14日に行われた自民党総裁選で、新総裁に選ばれた菅義偉官房長官(71)。16日に召集される臨時国会で第99代首相に選ばれる見通しで、苫小牧市民からは間もなく誕生する新政権に対し、新型コロナウイルスの収束に向けた施策や経済対策の強化を求める声が数多く上がっている。
飲食店を経営する永福町の有坂和晃さん(48)は、店の客足が一時期は10分の1程度に落ち込むなどコロナで甚大な影響を受けた。市内でも廃業を余儀なくされた店があったとし「コロナが収束すると人の動きが出て景気も良くなる。新政権には感染予防を徹底しながら経済対策を進めてもらいたい」と語る。
拓勇東町の自営業、堀内直人さん(40)は「菅さんは保守的な雰囲気があり、新しいことを素早く行うイメージではない」と人物評。安倍政権によるコロナ対策は後手に回った施策が多かったとし「新しい政権には、国が新たな対策などを実行する際に余裕を持ち、早めに発表するよう望みたい」と話す。
柏木町の無職、林隆光さん(77)も新型コロナへの対応を最優先に求めているが、流動化する国際情勢などに注目し「米国には時に毅然(きぜん)とした態度を示してほしいし、中国に対しては他のアジア諸国と協調し、わたり合う手腕を発揮してほしい」と外交面への対応を求める。
北星町の荒川玲子さん(80)はコロナ禍で仕事を失ったり、大学を退学せざるを得ない人がいたりする現状に危機感を示し、経済的困窮に陥っている人への救済策を強く訴える。また、安倍政権が積み残した問題として、国有財産を格安で払い下げた森友や加計学園問題、首相主催の「桜を見る会」などを挙げ、「うやむやにすることなく、国民が納得のいくような説明をしてほしい」と話す。
一方、若い世代は前向きに受け止める人が目立つ。
明徳町に住む苫小牧駒沢大学4年の古川浩史さん(24)は「菅さんは民間企業勤務の経験があり、世襲ではないところが親しみやすい」と受け止める。官房長官の定例記者会見では、記者の質問に対して自分の感情を見せずに毅然とした姿勢で対応していたイメージがあるとし、「今後、他国の首脳とどう関係性を築いていくのかに注目したい」と語った。

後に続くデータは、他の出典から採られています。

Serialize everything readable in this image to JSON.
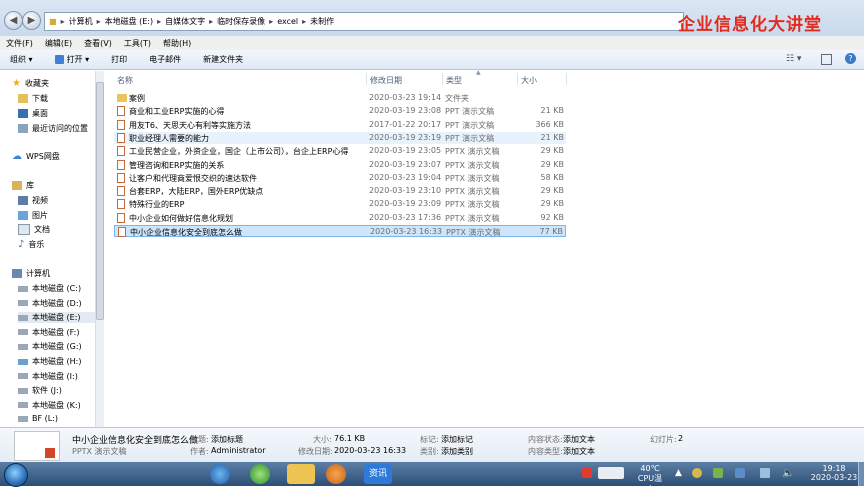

市内在住のパート従業員土﨑いずみさん(38)はサラリーマン経験や政治家経験の長さから「国民のことを分かっている印象」と言う。コロナ禍でさまざまな分野の人たちが苦難を迎えている現状を踏まえ「いろんな部分にしっかり目を向けて頑張ってほしい」と述べた。
日新町の会社員、山本佳苗さん(25)は「ふるさと納税の導入など官房長官時代は積極的に政策を進めてくれていた」と間もなく誕生する菅政権に期待を示す。安倍政権によるコロナ対策の課題などを踏まえて「失敗したと思う部分はしっかり改善し、景気回復に向けてコロナ禍での経済政策に力を入れてほしい」と思いを語った。